# Charter unable to supply CableCARD with more than 2 tuner support.



## jmbach (Jan 1, 2009)

I am having an issue with Charter. My local Charter store only has 2 tuner Motorola M-Cards. They state that they cannot get any other. Talk to Charter nationally and they say they have a 5 tuner Scientific Atlanta card but I have to get it at my local Charter store as they do not have a mechanism in place to mail the card. Go to my local Charter store and they say they cannot get the card. Rinse and repeat. Been trying to get a resolution over the past month to no avail. Even when told that the FCC requires they provide at least a 4 tuner card they say sorry. Did get a Charter area supervisor to call me over a week ago to say they will look into it, but no return phone call and they would not give me any contact information to call or email them back. Very frustrating.


----------



## tatergator1 (Mar 27, 2008)

Have you actually tried a CableCard from you local office that "only supports 2 tuners." In many cases, local CS is generally clueless about what these CableCards can actually support and have it ingrained in their mind that since Charter Dvr's can only do 2-tuners, that's all the CableCard firmware is capable of as well.

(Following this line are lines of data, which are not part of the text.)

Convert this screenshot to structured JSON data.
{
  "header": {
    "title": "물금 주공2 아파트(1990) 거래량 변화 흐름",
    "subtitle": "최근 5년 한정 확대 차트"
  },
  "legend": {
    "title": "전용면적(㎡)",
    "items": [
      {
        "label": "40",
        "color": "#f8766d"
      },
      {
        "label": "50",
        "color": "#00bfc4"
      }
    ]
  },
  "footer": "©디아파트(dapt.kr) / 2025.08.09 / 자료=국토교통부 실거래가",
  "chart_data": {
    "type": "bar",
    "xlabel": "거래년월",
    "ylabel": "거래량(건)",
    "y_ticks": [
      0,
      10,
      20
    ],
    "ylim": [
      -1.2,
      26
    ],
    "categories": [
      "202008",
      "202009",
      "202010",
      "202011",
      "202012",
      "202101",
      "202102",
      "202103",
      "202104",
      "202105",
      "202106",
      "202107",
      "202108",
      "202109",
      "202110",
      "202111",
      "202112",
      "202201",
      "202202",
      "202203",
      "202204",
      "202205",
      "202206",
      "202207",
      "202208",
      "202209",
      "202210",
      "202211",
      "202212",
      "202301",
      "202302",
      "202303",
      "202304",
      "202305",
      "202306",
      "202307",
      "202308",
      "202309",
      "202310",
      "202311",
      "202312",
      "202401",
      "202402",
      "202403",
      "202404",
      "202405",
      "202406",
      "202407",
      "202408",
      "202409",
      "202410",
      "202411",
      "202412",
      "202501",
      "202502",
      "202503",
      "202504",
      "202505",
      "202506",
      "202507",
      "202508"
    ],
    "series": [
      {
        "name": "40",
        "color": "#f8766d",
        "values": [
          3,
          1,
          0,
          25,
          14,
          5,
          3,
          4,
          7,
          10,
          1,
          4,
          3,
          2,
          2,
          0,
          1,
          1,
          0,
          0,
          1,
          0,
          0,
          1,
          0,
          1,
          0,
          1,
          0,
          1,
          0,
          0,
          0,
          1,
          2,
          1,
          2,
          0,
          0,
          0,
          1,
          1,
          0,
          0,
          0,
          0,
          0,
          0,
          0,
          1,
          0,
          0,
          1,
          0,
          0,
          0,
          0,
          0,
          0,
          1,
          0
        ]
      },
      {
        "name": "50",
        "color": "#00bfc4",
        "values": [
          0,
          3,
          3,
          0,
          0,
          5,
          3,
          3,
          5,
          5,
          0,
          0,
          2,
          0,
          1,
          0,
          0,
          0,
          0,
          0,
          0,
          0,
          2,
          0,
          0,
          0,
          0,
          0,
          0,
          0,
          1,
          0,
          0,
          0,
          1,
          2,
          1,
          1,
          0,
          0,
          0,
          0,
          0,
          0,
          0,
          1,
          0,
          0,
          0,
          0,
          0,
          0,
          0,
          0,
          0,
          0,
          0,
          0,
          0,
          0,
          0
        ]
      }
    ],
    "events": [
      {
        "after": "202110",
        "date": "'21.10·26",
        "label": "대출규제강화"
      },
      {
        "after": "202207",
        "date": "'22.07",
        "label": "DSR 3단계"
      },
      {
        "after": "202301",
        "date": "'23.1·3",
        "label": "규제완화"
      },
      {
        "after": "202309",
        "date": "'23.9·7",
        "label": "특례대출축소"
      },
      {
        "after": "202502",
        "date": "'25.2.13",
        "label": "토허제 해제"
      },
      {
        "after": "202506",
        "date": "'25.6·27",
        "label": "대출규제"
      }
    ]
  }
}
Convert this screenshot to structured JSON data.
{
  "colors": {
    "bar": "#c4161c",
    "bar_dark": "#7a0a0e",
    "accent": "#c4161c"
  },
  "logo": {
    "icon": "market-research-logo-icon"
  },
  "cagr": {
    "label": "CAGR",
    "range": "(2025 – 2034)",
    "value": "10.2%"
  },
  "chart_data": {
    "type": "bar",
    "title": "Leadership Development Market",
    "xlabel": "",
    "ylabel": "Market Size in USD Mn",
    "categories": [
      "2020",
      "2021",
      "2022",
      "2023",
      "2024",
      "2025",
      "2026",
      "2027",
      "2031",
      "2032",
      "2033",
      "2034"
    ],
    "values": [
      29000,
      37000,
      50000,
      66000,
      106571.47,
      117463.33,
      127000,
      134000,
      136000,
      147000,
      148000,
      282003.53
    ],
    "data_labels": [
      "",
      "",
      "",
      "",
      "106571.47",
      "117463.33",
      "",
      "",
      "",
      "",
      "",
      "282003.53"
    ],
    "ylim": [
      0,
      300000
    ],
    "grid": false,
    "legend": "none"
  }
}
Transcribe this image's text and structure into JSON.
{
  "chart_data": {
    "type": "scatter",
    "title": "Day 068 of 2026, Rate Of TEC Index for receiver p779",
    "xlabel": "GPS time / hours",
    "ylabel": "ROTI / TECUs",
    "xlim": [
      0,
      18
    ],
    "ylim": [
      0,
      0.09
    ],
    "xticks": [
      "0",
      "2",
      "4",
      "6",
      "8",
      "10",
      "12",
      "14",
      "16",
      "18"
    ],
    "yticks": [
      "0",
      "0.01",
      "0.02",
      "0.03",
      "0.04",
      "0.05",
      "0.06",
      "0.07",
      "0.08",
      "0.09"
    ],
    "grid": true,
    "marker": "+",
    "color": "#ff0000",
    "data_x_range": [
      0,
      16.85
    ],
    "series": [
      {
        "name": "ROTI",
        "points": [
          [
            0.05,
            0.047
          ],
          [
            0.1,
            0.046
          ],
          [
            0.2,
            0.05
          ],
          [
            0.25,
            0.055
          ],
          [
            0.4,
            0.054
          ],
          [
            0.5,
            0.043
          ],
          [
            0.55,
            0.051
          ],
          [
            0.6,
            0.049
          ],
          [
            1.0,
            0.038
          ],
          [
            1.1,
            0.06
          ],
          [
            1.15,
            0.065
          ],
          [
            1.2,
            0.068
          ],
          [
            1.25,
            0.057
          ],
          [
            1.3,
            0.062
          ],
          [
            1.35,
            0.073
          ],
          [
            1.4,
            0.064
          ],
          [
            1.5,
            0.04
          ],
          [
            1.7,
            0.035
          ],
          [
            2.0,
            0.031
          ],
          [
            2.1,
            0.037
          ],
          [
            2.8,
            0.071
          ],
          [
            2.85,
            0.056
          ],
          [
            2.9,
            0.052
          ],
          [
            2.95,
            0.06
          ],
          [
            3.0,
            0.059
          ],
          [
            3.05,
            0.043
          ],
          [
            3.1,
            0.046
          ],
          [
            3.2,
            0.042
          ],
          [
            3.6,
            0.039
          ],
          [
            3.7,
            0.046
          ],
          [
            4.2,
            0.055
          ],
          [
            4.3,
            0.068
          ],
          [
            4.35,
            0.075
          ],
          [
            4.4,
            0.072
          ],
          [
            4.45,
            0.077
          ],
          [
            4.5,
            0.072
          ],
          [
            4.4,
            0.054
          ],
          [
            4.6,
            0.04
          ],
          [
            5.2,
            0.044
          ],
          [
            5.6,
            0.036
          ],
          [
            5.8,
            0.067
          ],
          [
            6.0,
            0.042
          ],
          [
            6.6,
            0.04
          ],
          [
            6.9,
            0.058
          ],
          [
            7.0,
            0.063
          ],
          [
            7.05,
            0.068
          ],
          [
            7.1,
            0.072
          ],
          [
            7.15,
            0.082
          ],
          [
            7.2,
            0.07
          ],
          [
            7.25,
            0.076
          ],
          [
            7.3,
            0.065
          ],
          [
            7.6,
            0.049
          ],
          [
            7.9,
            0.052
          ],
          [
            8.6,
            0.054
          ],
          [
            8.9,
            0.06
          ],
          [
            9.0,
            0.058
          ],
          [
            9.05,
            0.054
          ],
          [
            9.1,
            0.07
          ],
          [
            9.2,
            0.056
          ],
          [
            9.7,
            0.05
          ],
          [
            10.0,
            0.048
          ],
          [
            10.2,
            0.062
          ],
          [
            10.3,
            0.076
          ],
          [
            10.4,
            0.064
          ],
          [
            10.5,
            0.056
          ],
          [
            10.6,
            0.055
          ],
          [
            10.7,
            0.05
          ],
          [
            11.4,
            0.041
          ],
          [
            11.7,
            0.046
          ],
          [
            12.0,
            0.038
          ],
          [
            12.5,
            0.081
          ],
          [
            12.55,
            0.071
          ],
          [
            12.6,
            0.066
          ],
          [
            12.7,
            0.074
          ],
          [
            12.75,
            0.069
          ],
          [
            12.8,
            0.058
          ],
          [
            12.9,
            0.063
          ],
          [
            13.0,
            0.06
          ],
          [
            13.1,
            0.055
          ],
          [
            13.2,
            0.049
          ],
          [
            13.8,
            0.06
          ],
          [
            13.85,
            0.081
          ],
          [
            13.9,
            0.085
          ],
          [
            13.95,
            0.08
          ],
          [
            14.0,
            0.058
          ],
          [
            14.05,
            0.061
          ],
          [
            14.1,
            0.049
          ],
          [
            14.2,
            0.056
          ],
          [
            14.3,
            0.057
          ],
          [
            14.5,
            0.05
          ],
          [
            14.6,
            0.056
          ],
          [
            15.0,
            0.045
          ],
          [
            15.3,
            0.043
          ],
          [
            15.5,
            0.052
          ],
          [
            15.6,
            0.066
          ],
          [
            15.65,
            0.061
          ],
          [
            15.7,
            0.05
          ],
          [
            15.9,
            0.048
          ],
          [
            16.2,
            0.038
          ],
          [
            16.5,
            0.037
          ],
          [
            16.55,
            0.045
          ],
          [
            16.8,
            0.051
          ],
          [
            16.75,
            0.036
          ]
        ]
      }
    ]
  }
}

Furthermore, national support is equally clueless. There has never been a firmware version for Cisco/SA cards that can do only 5 tuners. As the firmware progressed, they could do 4, then 6 tuners. In addition, the fact that they suggested that you use a Cisco/SA card in your area is ridiculous. Since the local office is supplying Motorola, you local head end is Motorola equipment and the Cisco/SA card would be completely incompatible.

Does you Charter region use Tuning Adapters? There have been reports where the TA firmware is very old and can still only do 2-tuners, but this has been rare.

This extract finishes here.